“Then I hope he knows you are forsaking fame and fortune in Paris for him,” said Michael as she hugged him good-bye.
She chortled. “I’ll make sure that he never forgets my sacrifice.” She kissed Michael, then waved at him from her compartment.
She wished that Stuart, in his haste, hadn’t sent the telegram from the post office nearest Lyndhurst Hall. Not that they could keep their arrangement a secret for long—discretion was the best they could achieve—but she did not want it known to the Dowager Duchess of Arlington so soon.
The dowager duchess had ways to track Verity’s movement—how else could she know to deliver a letter to 26 Cambury Lane within days after Verity had moved there? If the dowager duchess learned that Verity had returned to London again, and that Stuart, too, had cut short his stay at Lyndhurst Hall in favor of London, would she not infer that something was going on between the two of them? More importantly, would she interpret it as another attempt by Verity to reclaim her old identity?
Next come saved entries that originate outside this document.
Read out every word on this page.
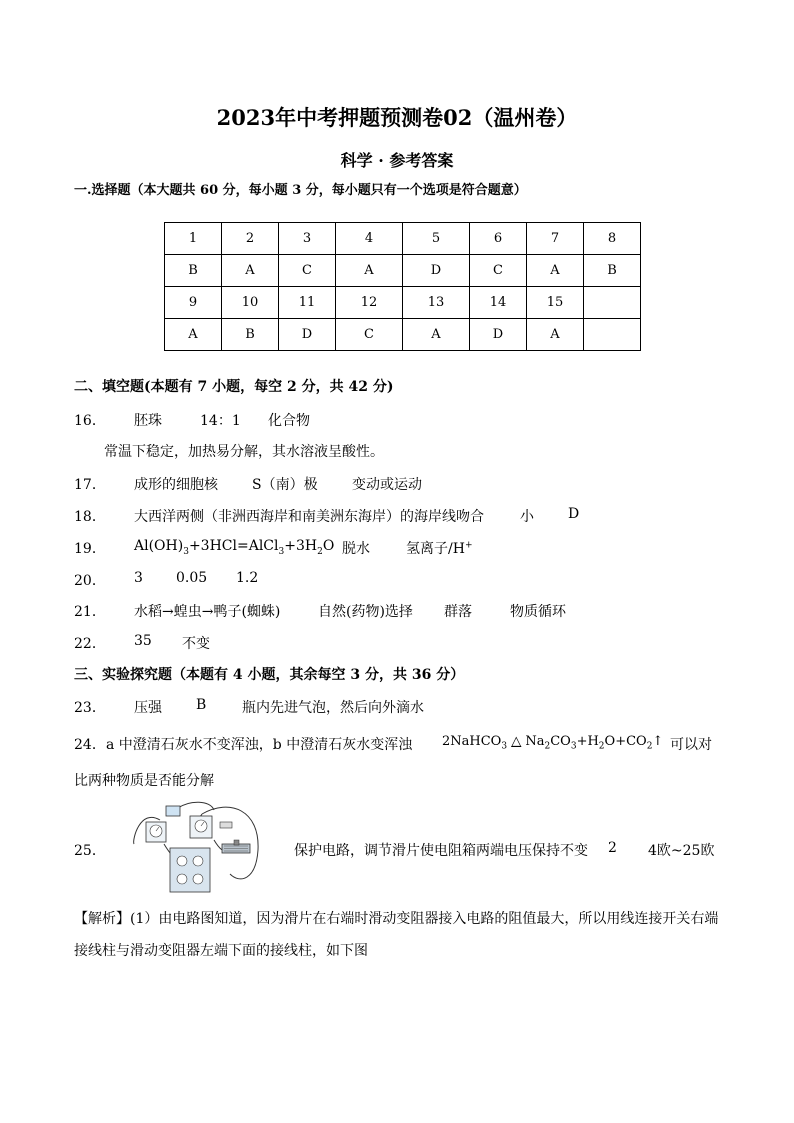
2023年中考押题预测卷02（温州卷）
科学 · 参考答案
一.选择题（本大题共 60 分，每小题 3 分，每小题只有一个选项是符合题意）
1	2	3	4	5	6	7	8
B	A	C	A	D	C	A	B
9	10	11	12	13	14	15	
A	B	D	C	A	D	A	
二、填空题(本题有 7 小题，每空 2 分，共 42 分)
16． 胚珠	14：1 化合物
常温下稳定，加热易分解，其水溶液呈酸性。
17． 成形的细胞核 S（南）极 变动或运动
18． 大西洋两侧（非洲西海岸和南美洲东海岸）的海岸线吻合	小 D
19． $Al(OH)_3+3HCl=AlCl_3+3H_2O$ 脱水	氢离子/H+
20． 3 0.05 1.2
21． 水稻→蝗虫→鸭子(蜘蛛)	自然(药物)选择 群落	物质循环
22． 35 不变
三、实验探究题（本题有 4 小题，其余每空 3 分，共 36 分）
23． 压强 B	瓶内先进气泡，然后向外滴水
24． a 中澄清石灰水不变浑浊，b 中澄清石灰水变浑浊 2NaHCO$_3$ △ $Na_2CO_3+H_2O+CO_2↑$ 可以对
比两种物质是否能分解
25．	保护电路，调节滑片使电阻箱两端电压保持不变 2 4欧~25欧
【解析】(1）由电路图知道，因为滑片在右端时滑动变阻器接入电路的阻值最大，所以用线连接开关右端
接线柱与滑动变阻器左端下面的接线柱，如下图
Verity arrived in London in a strangely uneasy mood. But Stuart had left her a key to his town house before he departed Fairleigh Park, and the feeling of unlocking his front door and gliding inside quite buoyed her. At last, no more service entrances for her where he was concerned.
But her pleasure fizzled a little when the house turned out to be empty. Where could he be? She’d thought he’d be waiting for her. She lifted her valise—the rest of her things would be sent along later—and trudged up the stairs.
She used the water closet and washed her face in the washbasin in the bath. It was when she contemplated repeating history yet again—waiting for him in the tub—that she heard the front door open and close below.
She rushed down and quite knocked him into the wall on the first-floor landing. Without a word, she threw her arms around him and kissed him until she was completely out of breath.
Only then did she bother to ask, “Where were you?”
Before he answered, he took her face between his hands and kissed her back with a hunger that made her whimper. “Out on a heroic quest.”
“For dragons?”
“No, for something that apparently doesn’t exist in England.”
“What is it?”
He pulled up her skirts, his hand blazing a trail of fire up her thighs. Then she gasped, for he went directly for the ribbons of her drawers. The drawers fluttered to a heap around her ankles.
His hand found her and toyed with her, his touches barely there, yet etching paths of fire. “Would you like me to show you?”
“Yes,” she panted.
At her fervent affirmative, however, his hand left her. She gripped him by the arms, her body pulsing in stark need. He returned shortly, and touched something round, soft, and smooth to her inner thigh.
“I went out and bought it today. You can’t begin to guess the trouble I had.” He braced her legs farther apart and stroked her with the silky cover of the sponge. “Every place I went to assured me that they carried nothing of the sort—why, they were a proper, decent, God-fearing establishment. Every shopkeeper assumed that I was there to land him in hot water with somebody, because a dried-up prig such as myself couldn’t possibly have a personal use for something so nefarious.”
He twirled that nefarious something slowly, against a most sensitive point. She gripped his arms even harder, this time to help her remain standing.
“It was a woman, in the end, who took one look at me and promptly emptied my pocketbook. I think she sold me all the sponges in the sea.”
The travels of the silk-wrapped sponge continued. She bit down on his lapel, tasting warm wool, hungrily inhaling the scent of the clean, starched linen of his shirt.
Now he pushed the sponge against her. It resisted, then slipped in suddenly, his finger sinking inside her all the way. They both gasped.
“God, I hope I bought enough,” he said.
For a moment, reality intruded and her heart wrenched. She’d brought along a supply of sea sponges herself. But the length to which he’d gone forcefully reminded her that as much as he loved her, he could never go for a stroll in the park with her, never mention her in polite company, and certainly never give her any children—because any children they produced would be illegitimate, and he was the last man to willingly contribute to the creation of illegitimate children.
But then he freed himself from his trousers and entered her. And she forgot everything else. She shuddered and convulsed almost right away, her pleasure-starved body releasing—and releasing and releasing—years of pent-up desire in one sustained, glorious peak after another.
“I adore this room,” she said. “But I didn’t expect you’d sleep in a place like this.”